Pode parecer estranho que, durante a campanha presidencial que conduziu Trump ao poder, inúmeros sujeitos acreditassem que Hillary Clinton dirigia redes de pornografia infantil e realizava rituais satânicos. No entanto, essa “informação” atingiu o objetivo de interferir no processo eleitoral. Ainda que sua incidência sobre o resultado da eleição tenha sido mínima, o ponto importante a ser destacado é que o fenômeno das fake news não é de forma alguma novo. Ele se apoia no fato de que a verdade tem estrutura de ficção e que, por causa disso, não há verdade que não seja uma mentira por definição.

“Todo mundo delira” (LACAN, 1978/2010, p. 31) é o questionamento final a que Lacan chegou em sua revisão do conceito de verdade.[2] As redes sociais e a tecnologia dos bots abordam a realidade com os aparelhos de gozo para diferentes propósitos. Elas não “moldam” o cérebro humano, como pretendem os apóstolos da neurociência, mas têm como alvo o coração dos “demônios internos” que habitam cada um de nós. Embora não tenham sido necessárias para que o sujeito se defina por seu delírio singular, que é transclínico, elas tornaram possível que a mônada de cada parlêtre se abra ao mundo dos outros.
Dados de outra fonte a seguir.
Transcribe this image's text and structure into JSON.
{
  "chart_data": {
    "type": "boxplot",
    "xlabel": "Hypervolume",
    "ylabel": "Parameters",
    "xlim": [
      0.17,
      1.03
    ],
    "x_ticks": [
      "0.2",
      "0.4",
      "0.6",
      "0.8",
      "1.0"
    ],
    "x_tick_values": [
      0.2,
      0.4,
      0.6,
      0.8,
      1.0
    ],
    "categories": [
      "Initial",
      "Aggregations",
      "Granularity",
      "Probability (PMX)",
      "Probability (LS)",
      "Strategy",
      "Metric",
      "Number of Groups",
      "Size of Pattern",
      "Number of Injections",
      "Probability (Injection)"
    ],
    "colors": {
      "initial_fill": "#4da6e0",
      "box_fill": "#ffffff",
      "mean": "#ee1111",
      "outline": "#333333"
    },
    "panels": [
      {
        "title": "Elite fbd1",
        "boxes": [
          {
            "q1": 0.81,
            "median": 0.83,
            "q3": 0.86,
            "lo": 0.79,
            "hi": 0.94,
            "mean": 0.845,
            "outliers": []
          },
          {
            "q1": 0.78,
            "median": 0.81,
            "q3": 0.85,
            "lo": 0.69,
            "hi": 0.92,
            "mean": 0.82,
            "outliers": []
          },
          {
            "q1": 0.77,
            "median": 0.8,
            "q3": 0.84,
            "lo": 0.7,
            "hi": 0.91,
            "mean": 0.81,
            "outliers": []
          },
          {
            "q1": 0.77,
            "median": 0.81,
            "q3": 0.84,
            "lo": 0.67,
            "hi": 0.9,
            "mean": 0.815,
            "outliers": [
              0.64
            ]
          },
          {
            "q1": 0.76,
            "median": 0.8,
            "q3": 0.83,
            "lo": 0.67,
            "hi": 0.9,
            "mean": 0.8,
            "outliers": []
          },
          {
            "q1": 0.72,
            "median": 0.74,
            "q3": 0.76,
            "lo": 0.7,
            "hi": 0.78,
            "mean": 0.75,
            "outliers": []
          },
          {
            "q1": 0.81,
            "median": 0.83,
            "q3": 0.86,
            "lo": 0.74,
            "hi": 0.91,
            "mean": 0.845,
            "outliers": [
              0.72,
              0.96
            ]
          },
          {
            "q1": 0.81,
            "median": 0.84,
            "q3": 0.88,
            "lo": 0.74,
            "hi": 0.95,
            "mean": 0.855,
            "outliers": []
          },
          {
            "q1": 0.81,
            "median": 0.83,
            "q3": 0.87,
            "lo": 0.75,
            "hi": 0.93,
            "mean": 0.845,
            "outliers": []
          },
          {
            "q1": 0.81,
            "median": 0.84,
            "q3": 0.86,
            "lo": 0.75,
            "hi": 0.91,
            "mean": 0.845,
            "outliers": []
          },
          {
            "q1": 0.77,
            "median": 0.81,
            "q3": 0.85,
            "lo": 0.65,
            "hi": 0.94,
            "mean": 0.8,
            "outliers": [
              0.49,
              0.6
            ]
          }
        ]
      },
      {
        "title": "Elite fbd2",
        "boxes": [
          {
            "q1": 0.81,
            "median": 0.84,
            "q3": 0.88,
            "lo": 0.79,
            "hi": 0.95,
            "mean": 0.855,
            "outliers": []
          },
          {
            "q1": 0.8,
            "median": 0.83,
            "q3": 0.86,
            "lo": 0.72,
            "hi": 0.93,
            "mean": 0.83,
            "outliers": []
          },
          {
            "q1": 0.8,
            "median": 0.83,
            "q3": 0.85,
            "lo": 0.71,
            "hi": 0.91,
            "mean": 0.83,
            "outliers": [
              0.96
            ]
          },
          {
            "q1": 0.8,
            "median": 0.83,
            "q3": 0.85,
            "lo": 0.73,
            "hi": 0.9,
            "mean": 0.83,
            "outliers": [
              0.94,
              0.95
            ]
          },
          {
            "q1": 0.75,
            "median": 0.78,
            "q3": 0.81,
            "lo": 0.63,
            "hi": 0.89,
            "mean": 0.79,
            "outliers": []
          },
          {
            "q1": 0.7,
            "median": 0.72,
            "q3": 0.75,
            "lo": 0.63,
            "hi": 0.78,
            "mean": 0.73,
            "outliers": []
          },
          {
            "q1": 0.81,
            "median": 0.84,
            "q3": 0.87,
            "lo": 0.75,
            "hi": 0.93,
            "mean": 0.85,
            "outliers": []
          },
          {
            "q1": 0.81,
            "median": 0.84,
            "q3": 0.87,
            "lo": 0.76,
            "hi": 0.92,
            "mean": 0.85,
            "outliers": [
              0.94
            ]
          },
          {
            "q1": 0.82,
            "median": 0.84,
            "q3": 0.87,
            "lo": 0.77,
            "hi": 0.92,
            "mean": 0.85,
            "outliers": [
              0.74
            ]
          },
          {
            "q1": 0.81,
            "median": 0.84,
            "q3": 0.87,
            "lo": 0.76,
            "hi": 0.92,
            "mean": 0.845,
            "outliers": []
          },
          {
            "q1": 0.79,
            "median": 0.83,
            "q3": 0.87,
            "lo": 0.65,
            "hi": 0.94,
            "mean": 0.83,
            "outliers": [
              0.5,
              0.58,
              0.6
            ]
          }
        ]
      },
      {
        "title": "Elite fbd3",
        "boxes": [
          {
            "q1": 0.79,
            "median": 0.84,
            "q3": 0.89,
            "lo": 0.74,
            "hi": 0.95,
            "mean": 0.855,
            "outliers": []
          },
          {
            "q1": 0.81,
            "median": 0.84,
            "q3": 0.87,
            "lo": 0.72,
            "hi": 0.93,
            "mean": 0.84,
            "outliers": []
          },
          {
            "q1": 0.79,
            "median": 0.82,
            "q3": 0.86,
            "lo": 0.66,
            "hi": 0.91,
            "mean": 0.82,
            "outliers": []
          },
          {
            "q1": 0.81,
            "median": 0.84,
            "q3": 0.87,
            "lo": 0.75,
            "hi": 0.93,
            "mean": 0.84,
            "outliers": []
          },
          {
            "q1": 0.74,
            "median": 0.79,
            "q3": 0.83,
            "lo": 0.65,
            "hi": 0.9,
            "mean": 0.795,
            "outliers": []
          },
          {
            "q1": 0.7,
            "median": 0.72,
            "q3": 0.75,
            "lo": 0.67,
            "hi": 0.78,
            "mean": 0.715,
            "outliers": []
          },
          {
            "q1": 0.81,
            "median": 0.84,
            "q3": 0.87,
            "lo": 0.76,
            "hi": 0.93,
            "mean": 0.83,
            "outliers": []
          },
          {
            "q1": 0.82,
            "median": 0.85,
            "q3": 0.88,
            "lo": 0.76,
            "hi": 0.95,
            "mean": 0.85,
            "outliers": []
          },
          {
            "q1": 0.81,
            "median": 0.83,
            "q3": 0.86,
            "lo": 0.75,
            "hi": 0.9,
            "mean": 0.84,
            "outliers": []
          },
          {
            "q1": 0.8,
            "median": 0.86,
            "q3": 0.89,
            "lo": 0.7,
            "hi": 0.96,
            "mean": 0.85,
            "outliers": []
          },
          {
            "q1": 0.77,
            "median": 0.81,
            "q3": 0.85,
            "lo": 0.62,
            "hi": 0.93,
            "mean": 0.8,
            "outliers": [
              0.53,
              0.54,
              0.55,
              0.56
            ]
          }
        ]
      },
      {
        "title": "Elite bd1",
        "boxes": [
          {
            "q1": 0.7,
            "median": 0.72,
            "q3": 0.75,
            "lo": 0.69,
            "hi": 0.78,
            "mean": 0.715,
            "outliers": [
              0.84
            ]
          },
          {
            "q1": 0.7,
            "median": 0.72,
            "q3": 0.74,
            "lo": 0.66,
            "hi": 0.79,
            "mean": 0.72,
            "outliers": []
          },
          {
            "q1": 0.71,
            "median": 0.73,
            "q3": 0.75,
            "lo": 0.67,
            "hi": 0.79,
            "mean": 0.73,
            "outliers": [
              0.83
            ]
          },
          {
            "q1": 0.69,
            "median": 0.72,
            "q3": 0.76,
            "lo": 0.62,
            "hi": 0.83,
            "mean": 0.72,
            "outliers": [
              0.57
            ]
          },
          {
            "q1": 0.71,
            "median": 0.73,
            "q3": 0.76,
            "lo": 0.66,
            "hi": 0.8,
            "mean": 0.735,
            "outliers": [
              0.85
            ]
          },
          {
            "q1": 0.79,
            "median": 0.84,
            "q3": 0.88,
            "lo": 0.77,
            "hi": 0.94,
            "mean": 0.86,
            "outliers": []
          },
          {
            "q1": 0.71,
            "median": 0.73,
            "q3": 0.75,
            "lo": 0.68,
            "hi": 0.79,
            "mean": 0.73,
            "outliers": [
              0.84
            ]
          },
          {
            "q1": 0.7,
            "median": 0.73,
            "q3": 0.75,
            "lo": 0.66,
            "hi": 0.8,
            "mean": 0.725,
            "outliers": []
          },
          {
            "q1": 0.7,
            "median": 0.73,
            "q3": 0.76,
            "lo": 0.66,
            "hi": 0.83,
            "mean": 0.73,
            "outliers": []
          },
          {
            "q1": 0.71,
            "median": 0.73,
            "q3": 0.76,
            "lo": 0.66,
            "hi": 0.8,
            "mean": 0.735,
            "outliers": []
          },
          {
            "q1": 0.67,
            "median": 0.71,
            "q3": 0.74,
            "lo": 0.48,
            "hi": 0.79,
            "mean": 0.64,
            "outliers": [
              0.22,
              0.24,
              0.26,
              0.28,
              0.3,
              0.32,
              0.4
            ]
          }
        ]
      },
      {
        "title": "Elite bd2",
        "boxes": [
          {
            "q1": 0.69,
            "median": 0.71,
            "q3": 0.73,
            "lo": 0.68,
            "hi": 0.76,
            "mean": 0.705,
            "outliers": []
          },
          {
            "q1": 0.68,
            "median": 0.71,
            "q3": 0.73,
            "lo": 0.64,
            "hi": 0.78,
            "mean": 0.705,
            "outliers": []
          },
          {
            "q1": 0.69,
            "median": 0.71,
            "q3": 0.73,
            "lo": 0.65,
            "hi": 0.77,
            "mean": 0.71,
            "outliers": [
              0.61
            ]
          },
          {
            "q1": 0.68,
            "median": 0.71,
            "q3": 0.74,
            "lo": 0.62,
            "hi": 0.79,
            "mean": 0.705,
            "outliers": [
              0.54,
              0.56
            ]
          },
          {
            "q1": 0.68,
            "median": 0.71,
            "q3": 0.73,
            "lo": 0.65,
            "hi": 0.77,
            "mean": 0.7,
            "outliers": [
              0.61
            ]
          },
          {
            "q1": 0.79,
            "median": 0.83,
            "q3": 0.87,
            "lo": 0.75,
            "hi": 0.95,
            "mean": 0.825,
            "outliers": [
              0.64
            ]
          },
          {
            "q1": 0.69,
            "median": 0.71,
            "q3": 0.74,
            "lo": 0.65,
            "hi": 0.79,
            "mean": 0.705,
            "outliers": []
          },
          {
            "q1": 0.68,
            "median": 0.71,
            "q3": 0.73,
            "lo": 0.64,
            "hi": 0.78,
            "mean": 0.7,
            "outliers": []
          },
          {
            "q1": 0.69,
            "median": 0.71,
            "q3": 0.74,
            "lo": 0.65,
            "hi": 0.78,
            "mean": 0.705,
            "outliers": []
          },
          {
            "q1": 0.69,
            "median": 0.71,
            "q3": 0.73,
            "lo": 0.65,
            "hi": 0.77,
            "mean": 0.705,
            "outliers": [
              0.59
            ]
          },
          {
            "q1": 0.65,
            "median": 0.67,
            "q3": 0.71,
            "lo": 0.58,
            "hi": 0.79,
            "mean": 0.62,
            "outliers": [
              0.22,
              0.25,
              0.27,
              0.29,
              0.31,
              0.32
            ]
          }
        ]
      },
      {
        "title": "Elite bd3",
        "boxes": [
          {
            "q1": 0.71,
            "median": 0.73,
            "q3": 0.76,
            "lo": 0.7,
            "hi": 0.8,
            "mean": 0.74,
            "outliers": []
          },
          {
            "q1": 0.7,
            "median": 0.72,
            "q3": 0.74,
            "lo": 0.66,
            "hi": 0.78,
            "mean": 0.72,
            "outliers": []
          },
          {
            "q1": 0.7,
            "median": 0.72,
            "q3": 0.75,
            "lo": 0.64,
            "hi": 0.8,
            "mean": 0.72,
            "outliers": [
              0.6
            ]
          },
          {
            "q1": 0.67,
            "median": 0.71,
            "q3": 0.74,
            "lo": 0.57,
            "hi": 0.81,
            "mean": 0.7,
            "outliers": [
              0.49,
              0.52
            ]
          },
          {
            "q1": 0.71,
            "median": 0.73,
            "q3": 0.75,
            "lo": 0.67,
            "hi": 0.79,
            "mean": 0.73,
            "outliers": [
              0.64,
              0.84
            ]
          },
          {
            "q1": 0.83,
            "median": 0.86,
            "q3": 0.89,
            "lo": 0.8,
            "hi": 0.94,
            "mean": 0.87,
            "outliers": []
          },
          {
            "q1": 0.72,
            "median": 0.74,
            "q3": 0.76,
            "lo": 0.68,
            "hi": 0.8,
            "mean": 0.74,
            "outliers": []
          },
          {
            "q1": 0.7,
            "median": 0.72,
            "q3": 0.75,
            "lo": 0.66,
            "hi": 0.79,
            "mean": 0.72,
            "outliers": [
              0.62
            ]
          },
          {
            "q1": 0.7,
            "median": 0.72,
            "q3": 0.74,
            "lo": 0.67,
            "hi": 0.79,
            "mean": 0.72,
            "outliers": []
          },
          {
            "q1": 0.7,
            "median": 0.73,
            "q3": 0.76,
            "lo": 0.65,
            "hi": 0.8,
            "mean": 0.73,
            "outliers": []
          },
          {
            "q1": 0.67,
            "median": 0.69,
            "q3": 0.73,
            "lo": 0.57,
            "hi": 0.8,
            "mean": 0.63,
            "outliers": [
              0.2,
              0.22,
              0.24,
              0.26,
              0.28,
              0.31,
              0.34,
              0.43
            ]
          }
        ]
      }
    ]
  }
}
A repercussão desse paradigma atual tem sérias implicações no campo político. A lógica do delírio e as formas atuais de alguns discursos políticos têm semelhanças que não são coincidentes, mas obedecem a experimentos cujo êxito é indiscutível. Isso se manifesta em sintomas de extrema gravidade, como os massacres que nos Estados Unidos convertem o delírio em algo que se integra pouco a pouco na cultura. Cada um está em seu mundo, mas cada vez mais há aqueles que avançam sobre o mundo dos outros. 

Tradução do Espanhol: Virgínia Carvalho
Revisão: Vinícius Lima 


Referências 

FESTINGER, L.; RIECKEN, H.; SHACHTER, S. When prophecy fails. Harper: USA, 1956. 

KOYRÉ, A. Do mundo fechado ao universo infinito. Forense: São Paulo, 2006. (Trabalho original publicado em 1957). 

LACAN, J. A ciência e a verdade. In: Escritos. Rio de Janeiro: Jorge Zahar Ed., 1998. (Texto original publicado em 1966). 

LACAN, J. Transferência para Saint Denis? Diário Ornicar Lacan a favor de Vincennes! Correio – Revista da Escola Brasileira de Psicanálise, São Paulo, n. 65, 2010. (Trabalho original redigido em 1978). 

PASCAL, B. Pensamentos. São Paulo: Nova Cultural, 1973.

[1] N.E.: Este texto foi publicado originalmente no site das XXI Jornadas da Escuela Lacaniana de Psicoanálisis del Campo Freudiano, ocorridas em 2022, em Barcelona, cujo tema foi: "Todo el mundo está en su mundo. Clínica de las invenciones singulares". Agradecemos ao autor pela amável autorização de sua publicação.

[2] Ali pode ser lido o profundo percurso que Lacan faz de seu conceito de verdade, desde Função e campo da fala e da linguagem em psicanálise, passando por momentos chaves como seu Seminário 17, no qual o conceito de verdade e de Complexo de Édipo sofrem uma reviravolta, e seu Seminário 20. Neste último, a afirmação do significante como causa de gozo inicia um novo percurso da experiência clínica. A verdade perde seu caráter decisivo como orientação do tratamento, em benefício da ideia de que, sobre o real, só se pode mentir. É claro que essa “mentira” não é a de má-fé. A verdade como estrutura de ficção se reinterpreta como aquilo que só pode “falhar” em seu intuito de dizer o real.